21 Aralık 2019 Cumartesi

Yarını düşlemek beyhude


Uzun heceli cümleler döküldü bakışlarımdan
Zamanın Züleyha'sı
Takvimleri ters çevirdi ay ve güneş
Kavuşuncaya...
Bunca zamandır hasreti süzemeyen yer ve gök çarh-ı ateştir yokluğunda.

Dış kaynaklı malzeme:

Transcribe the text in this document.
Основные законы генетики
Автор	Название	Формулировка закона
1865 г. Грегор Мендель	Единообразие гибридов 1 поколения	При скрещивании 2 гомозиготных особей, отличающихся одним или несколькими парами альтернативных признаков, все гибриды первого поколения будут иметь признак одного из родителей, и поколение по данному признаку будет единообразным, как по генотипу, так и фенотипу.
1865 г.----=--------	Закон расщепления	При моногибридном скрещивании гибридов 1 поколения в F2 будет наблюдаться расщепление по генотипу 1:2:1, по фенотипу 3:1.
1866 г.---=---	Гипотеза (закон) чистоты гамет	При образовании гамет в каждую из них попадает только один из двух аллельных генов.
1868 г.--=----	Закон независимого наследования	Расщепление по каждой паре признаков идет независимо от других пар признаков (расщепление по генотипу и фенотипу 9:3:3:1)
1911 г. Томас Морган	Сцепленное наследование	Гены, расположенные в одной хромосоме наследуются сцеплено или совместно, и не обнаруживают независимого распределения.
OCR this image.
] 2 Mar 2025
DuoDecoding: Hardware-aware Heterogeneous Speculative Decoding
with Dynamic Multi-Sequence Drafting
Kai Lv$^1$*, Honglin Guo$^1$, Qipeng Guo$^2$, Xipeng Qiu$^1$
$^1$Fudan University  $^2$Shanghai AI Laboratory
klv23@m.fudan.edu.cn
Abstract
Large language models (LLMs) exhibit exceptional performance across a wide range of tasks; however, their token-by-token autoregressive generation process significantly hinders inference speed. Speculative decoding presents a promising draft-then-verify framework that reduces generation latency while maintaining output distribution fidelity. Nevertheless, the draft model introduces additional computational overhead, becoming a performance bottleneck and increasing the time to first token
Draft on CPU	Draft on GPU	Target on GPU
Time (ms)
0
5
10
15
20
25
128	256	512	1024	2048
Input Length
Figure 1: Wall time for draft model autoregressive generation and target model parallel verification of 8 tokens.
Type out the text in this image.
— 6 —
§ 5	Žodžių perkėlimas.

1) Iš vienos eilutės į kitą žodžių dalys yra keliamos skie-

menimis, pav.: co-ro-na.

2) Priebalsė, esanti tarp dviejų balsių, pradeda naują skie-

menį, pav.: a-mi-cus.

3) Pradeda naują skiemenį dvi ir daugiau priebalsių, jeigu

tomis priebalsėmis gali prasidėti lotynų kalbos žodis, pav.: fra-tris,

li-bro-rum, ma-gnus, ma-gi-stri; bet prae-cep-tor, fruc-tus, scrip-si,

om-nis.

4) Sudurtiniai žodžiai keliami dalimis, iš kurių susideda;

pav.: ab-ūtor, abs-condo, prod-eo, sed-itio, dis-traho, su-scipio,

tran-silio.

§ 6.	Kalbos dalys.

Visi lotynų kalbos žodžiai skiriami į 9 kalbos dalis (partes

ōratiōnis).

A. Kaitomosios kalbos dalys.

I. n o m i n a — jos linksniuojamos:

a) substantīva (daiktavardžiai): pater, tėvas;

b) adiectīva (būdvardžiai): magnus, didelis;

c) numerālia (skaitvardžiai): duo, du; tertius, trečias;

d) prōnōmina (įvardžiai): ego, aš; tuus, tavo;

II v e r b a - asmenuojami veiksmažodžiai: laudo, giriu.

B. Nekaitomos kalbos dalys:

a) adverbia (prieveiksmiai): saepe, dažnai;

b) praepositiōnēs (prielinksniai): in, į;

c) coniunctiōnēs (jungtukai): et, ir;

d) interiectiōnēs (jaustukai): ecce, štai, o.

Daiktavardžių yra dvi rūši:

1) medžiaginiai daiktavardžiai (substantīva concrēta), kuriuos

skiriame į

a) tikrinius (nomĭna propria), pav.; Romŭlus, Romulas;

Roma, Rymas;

Ahsen-ül Kasas'ı anlatan dilin,
Her takvime göre ay şekillerini alan hayalin.
Akkor hayalin...
Divâne ruhuma encüm.
İstekliyim ey en uzak ümidim!
Zamanenin Züleyha'sıyım...
Bağrım hûn.
Lakin,
Farkım kalır mıydı Züleyha olmaklığa ?
Korkularını değil seni mahkum edebilseydim.
Korku ülkesinden azad ümit ülkesine hükümdarımsın.
Muhabbet mülkünde ruhuma hitabımsın.
Sehab-ı şiirinle,
Hecr-i ömrüme subhdemsin şebnemsin.

Bakışı susuşu duruşu sevişi,
Ruhuma müstehab olan...
Ne sen kalırsın ne ben,
Mecburluğumuzu unutmadıkça,
Ezeli sırlara yürür
Sürûr ...
Yarını düşlemek beyhude...
Hâlimiz tamam!
Beşiğimiz ve mezarımız olan,
Parlak ve temiz kalan Ay...
Karardı mermere dönüştükçe göğümüz.
Günlerce gecelerce,
Sessiz sadâsız tütmek de ne?

Ey her şiiri namusum ve tevekkülüm olan!
Ey eğilmiş başım!
Ey faydasız ağlayışım!
Ağırlığından iki büklüm olduğum!
Ey Ay ve kalem!
Uzama, nice bin sabırlı yoksulluğumun yazgısına!
En uzun geceden payım,
Ahsen-ül Kasası her gece göğsüme bastırıyorum.
En uzun gece...
En bahtsız...
En sensiz...

ES

Not: Gönderdiğiniz görsel de ayrıca ilginç idi. Şiiriniz yine çok güzel. Teşekkür ediyorum.